10 December 2018

Tanzania: Govt Urged to Utilise Private Sector

THE government has been urged to involve the private sector in the growth and development of agriculture, livestock and fisheries sectors in Tanzania.

Presenting findings of a study conducted by the Southern Agricultural Growth of Tanzania (Sagcot) in collaboration with the Local Government Authorities to stakeholders, study adviser Leo Mavika said one of the challenges they found out in the study was the least involvement of the private sector.

"We went to some places and we were told that there was a shortage of extension officers, but the area had some extension officers employed by the private sector to attend to farmers' groups.

We wonder why the government in such areas doesn't utilise such extension officers," he said.
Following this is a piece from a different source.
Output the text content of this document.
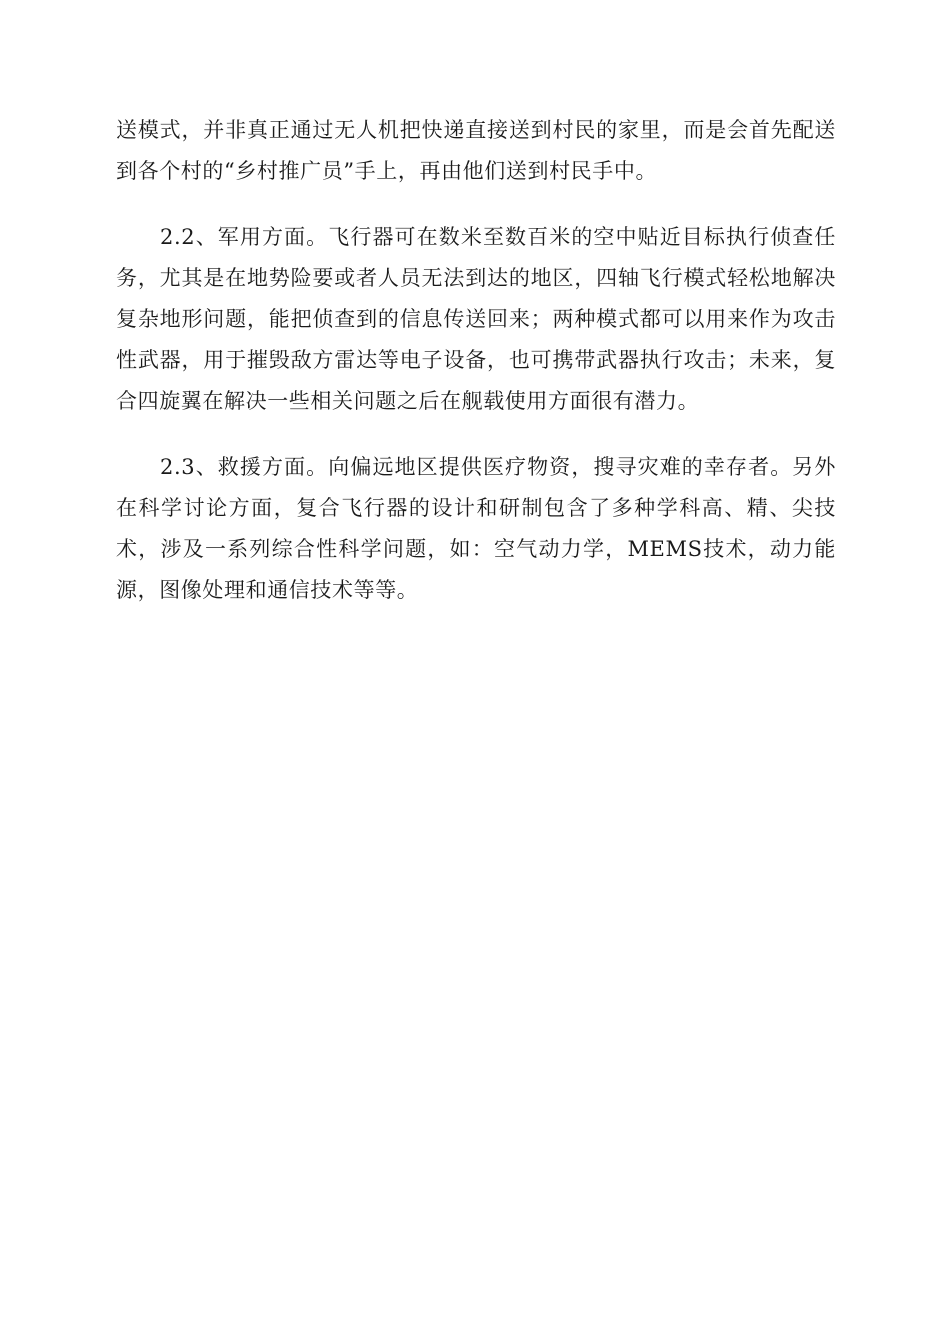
送模式，并非真正通过无人机把快递直接送到村民的家里，而是会首先配送到各个村的“乡村推广员”手上，再由他们送到村民手中。

2.2、军用方面。飞行器可在数米至数百米的空中贴近目标执行侦查任务，尤其是在地势险要或者人员无法到达的地区，四轴飞行模式轻松地解决复杂地形问题，能把侦查到的信息传送回来；两种模式都可以用来作为攻击性武器，用于摧毁敌方雷达等电子设备，也可携带武器执行攻击；未来，复合四旋翼在解决一些相关问题之后在舰载使用方面很有潜力。

2.3、救援方面。向偏远地区提供医疗物资，搜寻灾难的幸存者。另外在科学讨论方面，复合飞行器的设计和研制包含了多种学科高、精、尖技术，涉及一系列综合性科学问题，如：空气动力学，MEMS技术，动力能源，图像处理和通信技术等等。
He, however, emphasised the government's need to employ extension officers in agriculture and livestock keeping to ensure industrialisation and middle income economy status by 2025 was achieved.

"The government plan is to achieve the industrial economy status that will be facilitated by the agricultural sector. Therefore, we can't underestimate agricultural, livestock and fishery sectors.

One of the ways to empower these sectors is to employ adequate extension officers," he said. He added that areas without sources of water needed more extension officers, who would teach people on fish farming by building ponds.

He said notwithstanding the fact that the policy had it that all wards in the country must have extension officers in agriculture, livestock and fisheries, the study found out that the shortage was huge.

He said instructing farmers through a farmer field school was not appropriate as it didn't address challenges facing farmers and yet it was the most used way of serving farmers.

He added that the working environment was not friendly to extension officers and this situation led to inefficiency.

On the working environment, he said the study looked at various criteria, including offices and the transport means they used. "There is an acute shortage of working tools compared to the number of extension officers.

However, what is important is to note that the government has provided more motorcycles than bicycles, which is commendable," he said.

The study, which was conducted in Iringa, Njombe, Songwe and Mbeya regions, aims at discovering the availability and working conditions of extension officers in agriculture, fishery and livestock in districts, wards and village levels.

For his part, Sagcot Policy Specialist Prudence Lugendo said the study was conducted following challenges experienced in collaboration between public and private sectors.